Loro Piana’s fabrics are a far cry from the scratchy sweaters and blankets made decades ago in the heyday of New Zealand wool, as the world’s second-biggest exporter after Australia goes upmarket to resuscitate an industry in decline since the 1980s.
The luxury market, especially in China, has opened new opportunities although volumes remain small and excess supply has undermined some of the price gains of recent years.
New Zealand exported around $583.6 million in wool products in 2013 according to Statistics New Zealand, down from $1.52 billion in 1989, around the time sheep farmers began converting their land into more lucrative dairy farms.

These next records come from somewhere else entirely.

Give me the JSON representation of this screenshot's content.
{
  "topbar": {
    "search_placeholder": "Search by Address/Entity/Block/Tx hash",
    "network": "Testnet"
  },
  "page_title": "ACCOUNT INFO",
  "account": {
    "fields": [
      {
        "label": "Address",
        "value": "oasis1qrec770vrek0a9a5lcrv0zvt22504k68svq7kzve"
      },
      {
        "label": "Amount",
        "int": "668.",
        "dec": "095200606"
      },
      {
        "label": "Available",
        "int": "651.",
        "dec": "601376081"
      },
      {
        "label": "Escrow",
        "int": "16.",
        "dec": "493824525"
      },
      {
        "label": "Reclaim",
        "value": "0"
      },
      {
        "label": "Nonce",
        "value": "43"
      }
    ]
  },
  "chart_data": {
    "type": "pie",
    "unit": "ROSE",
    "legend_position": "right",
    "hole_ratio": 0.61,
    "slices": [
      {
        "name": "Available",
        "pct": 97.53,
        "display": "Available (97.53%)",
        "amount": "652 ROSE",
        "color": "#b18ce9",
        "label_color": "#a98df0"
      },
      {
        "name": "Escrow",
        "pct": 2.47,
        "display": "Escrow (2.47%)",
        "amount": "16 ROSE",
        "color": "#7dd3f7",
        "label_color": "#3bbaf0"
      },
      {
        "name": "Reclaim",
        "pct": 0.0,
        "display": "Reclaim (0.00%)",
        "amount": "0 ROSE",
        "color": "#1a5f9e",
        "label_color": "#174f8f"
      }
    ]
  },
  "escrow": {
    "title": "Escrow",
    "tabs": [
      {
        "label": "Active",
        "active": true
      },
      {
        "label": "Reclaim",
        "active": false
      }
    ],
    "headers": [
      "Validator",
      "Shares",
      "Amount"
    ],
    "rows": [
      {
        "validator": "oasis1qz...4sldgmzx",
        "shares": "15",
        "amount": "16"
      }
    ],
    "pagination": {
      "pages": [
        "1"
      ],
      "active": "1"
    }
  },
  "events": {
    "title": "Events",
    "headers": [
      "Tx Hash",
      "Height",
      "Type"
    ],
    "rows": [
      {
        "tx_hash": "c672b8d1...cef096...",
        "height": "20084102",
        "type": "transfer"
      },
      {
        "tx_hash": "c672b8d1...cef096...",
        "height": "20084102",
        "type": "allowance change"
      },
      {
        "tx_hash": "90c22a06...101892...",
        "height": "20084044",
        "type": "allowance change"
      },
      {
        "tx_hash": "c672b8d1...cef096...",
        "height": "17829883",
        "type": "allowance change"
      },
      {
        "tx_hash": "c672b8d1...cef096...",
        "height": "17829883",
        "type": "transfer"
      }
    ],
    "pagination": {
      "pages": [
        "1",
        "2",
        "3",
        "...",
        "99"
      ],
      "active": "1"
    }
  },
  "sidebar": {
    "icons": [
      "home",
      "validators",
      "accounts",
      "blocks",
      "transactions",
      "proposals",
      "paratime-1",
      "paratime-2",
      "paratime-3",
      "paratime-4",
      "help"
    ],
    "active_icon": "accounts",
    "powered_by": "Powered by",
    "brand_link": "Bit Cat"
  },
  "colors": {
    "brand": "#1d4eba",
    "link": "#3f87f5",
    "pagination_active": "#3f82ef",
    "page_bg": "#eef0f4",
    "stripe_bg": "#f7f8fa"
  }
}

Once the main export from the South Pacific country, where sheep still outnumber humans six to one, wool production has slumped under an assault from synthetic fibers.
“Wool was pretty damned important in my father’s day,” said Roger Barton, a fifth-generation sheep and beef farmer in the rolling hills of the Wairarapa region, an hour from the capital, Wellington.
On his father’s farm, wool generated around 60 percent of gross income, a figure now down to 15 percent as growing global demand for protein lifts returns on lamb.
“Wool is just not on the radar because it’s too small a part of the total economic package inside the farm gate. The priority now is on meat ... It’s pretty frustrating,” Barton said.
But a growing focus on natural fibers has opened the door for New Zealand exporters to sell what they say is the finest, whitest and strongest wool in the world, lifting prices from the near-rock-bottom levels hit in 2008.
“Everyone hated wool 20 years ago because it was the old-fashioned thing,” said Jeremy Moon, founder of New Zealand merino sportswear label Icebreaker. “We set out to create a new experience for people which was different from their perception of wool, which was something that was scratchy and itchy.”
The firm touts the breathable, temperature-regulating and antibacterial properties of wool from merino sheep, whose dense fleeces protect against harsh conditions in the high country.
Icebreaker’s sales have grown to $165 million from $24 million in 2004, enabling it to expand into Europe, North America and soon to Asia.
A tentative recovery in the luxury goods market lifted fine wool prices to a record high of NZ$17,500 ($13,770) per tonne in 2012, but demand has failed to keep up with production, knocking prices down to NZ$15,200 this year, according to Beef and Lamb New Zealand.
In Australia, the world’s largest merino producer, a similar oversupply has knocked the benchmark price down to $9,140 per tonne last month from around $15,000 in mid-2011, according to Australian Wool Innovation Ltd.
Despite its growing brand recognition, merino accounts for only 5 percent of New Zealand’s wool clip. The rest is from cross-bred sheep, which fetches roughly one-third the price.
Cross-bred wool, too coarse for clothing, is exported in bales mainly to China, to be made into carpets, bedding and insulation. But some manufacturers are now targeting the higher end of these markets to lift margins.
After years of supplying to hotels in China, carpet manufacturer Cavalier Corporation is expanding into residential sales in the world’s No. 2 economy.
“I’d like to be in every up-market villa and apartment in China in the next few years,” said Managing Director Colin McKenzie. “The new money, the Maserati drivers - that’s where we need to be.”